On Sat, Mar 02, 2024 at 08:53:54PM +0100, Max Boone wrote:
>
> Thank you so much for the quick reply!
>
> I haven't filed a bug with Debian specifically as I'm running the linux
> kernel built and provided by Microsoft and Ubuntu as OS on top. If it helps
> with the search I'd gladly run Debian and file a bug there, but will still
> need to build my own kernel as WSL requires some modules (such as HyperV
> storage and sockets) to be built into the kernel instead (meaning =y) of as
> modules (meaning =m).
Ah, if you built your own kernel, then you are your own distro as far
as kernel issues are concerned. ;-)
Thanx, Paul
> I'll stick to using the rcu list from here on to avoid spam, thanks again!
>
> On Saturday, March 02, 2024 20:43 CET, "Paul E. McKenney"
> <[email protected]> wrote:
> [ Adding Boqun and the rcu list on CC. ]
>
> On Sat, Mar 02, 2024 at 07:59:08PM +0100, Max Boone wrote:
> >
> > Dear Dr. McKenney,
> >
> > For a couple of years now I've been the sometimes frustrated owner of a
> > Microsoft Surface Pro X ARM64 device, which has been getting progressively
> > better as more vendors start targeting their builds at ARM64 architectures
> > but since the introduction of the device there have been issues with the
> > Windows Subsystem for Linux (not more than an opinionated Hyper-V VM with
> > extensive tooling) locking up and hanging.
> >
> > When this happens, traces like the following are dumped in the kernel
> > messages:
> > https://github.com/microsoft/WSL/issues/9454#issuecomment-1942222109
> >
> > When watching your talk "Decoding Those Inscrutable RCU CPU Stall Warnings"
> > you mentioned one can feel free reaching out when bumping into such issues.
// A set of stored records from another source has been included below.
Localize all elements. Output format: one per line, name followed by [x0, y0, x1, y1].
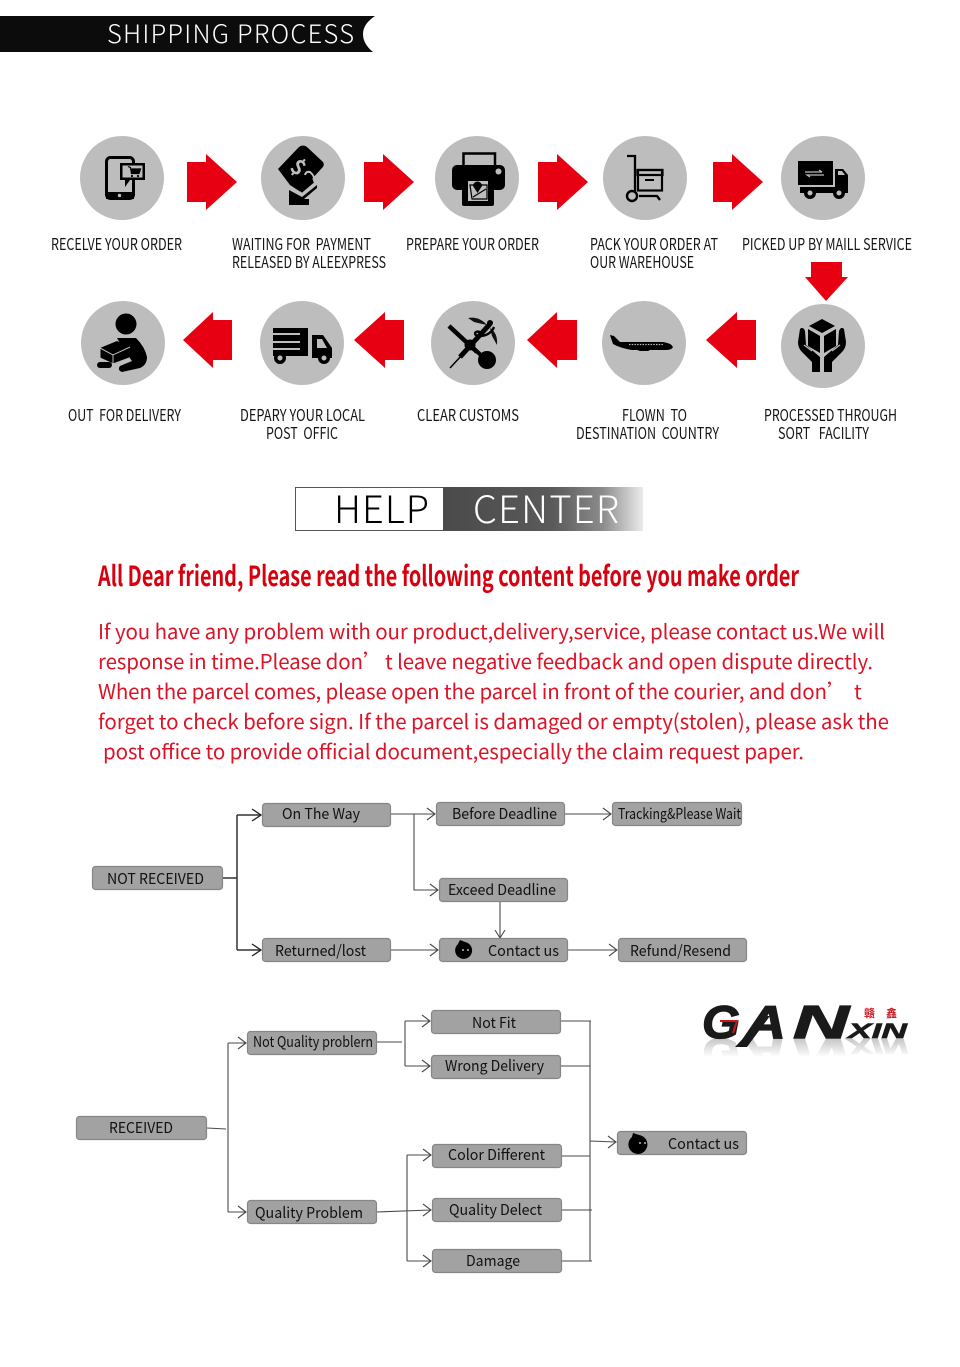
step: receive your order	[51, 136, 182, 255]
logo reflection: G	[702, 1029, 740, 1081]
notice paragraph: t	[854, 675, 862, 705]
logo reflection	[695, 1029, 915, 1086]
notice paragraph: post office to provide official document,especially the claim request paper.	[103, 735, 804, 765]
logo: ganxin: N	[793, 996, 850, 1048]
step: waiting for payment: WAITING FOR PAYMENT	[232, 231, 371, 255]
step: processed through sort facility: SORT FACILITY	[778, 420, 869, 444]
box: not fit	[432, 1010, 560, 1034]
notice paragraph: ’	[363, 645, 384, 675]
step: picked up by mail service	[742, 136, 912, 255]
heading: help center: HELP	[334, 479, 429, 534]
notice paragraph: forget to check before sign. If the parcel is damaged or empty(stolen), please ask the	[98, 705, 889, 735]
step: flown to destination country: FLOWN TO	[622, 402, 687, 426]
arrow: right 2	[364, 154, 414, 210]
box: contact us: Contact us	[488, 940, 559, 961]
header banner: shipping process	[0, 14, 375, 52]
arrow: left 3	[354, 312, 404, 368]
logo: ganxin: A	[744, 996, 786, 1048]
box: contact us	[440, 938, 568, 962]
logo reflection: A	[744, 1029, 786, 1081]
arrow: right 3	[538, 154, 588, 210]
box: before deadline: Before Deadline	[452, 803, 557, 824]
step: depart local post office: POST OFFIC	[266, 420, 338, 444]
box: not received: NOT RECEIVED	[107, 868, 204, 889]
flowchart: not received	[92, 802, 746, 962]
box: damage: Damage	[466, 1250, 520, 1271]
step: prepare your order: PREPARE YOUR ORDER	[406, 231, 539, 255]
step: out for delivery	[68, 301, 181, 426]
step: clear customs: CLEAR CUSTOMS	[417, 402, 519, 426]
step: pack your order: OUR WAREHOUSE	[590, 249, 694, 273]
step: depart local post office	[240, 301, 365, 444]
step: waiting for payment: RELEASED BY ALEEXPRESS	[232, 249, 386, 273]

> > Building other kernel releases, switching off-and-on modules and playing
> > with the RCU grace period times so far don't seem to work for me (or others
> > in that thread).
> >
> > Anyways, I don't really know where to start looking and the call stacks
> > aren't very informative (to my eye) either. I'm hoping you might help me
> > find the direction to look for the root of this problem.
>
> I am assuming that you have filed a bug with the Debian folks, and before
> doing that, searched for similar bug reports.
>
> At first glance, this is because things were stuck here:
>
> [ 967.115632] clear_rseq_cs.isra.0+0x4c/0x60
> [ 967.116433] do_notify_resume+0xf8/0xeb0
> [ 967.116960] el0_svc+0x3c/0x50
> [ 967.117537] el0t_64_sync_handler+0x9c/0x120
> [ 967.118323] el0t_64_sync+0x158/0x15c
>
> So including these function names (clear_rseq_cs() and so on) in your
> search for similar bug reports would be a good idea.
>
> I am unfamiliar with that code.
>
> So I added Boqun because he works with Linux on HyperV as part of his
> day job and has a great deal of experience with RCU. He will likely
> have quite a number of questions for you including exact versions,
> Debian bug number, the results of your web search, and so on. He might
> also know an ARM person to get involved in this.
>
> Or maybe he knows the solution off the top of his head!
>
> Thanx, Paul
>
>
>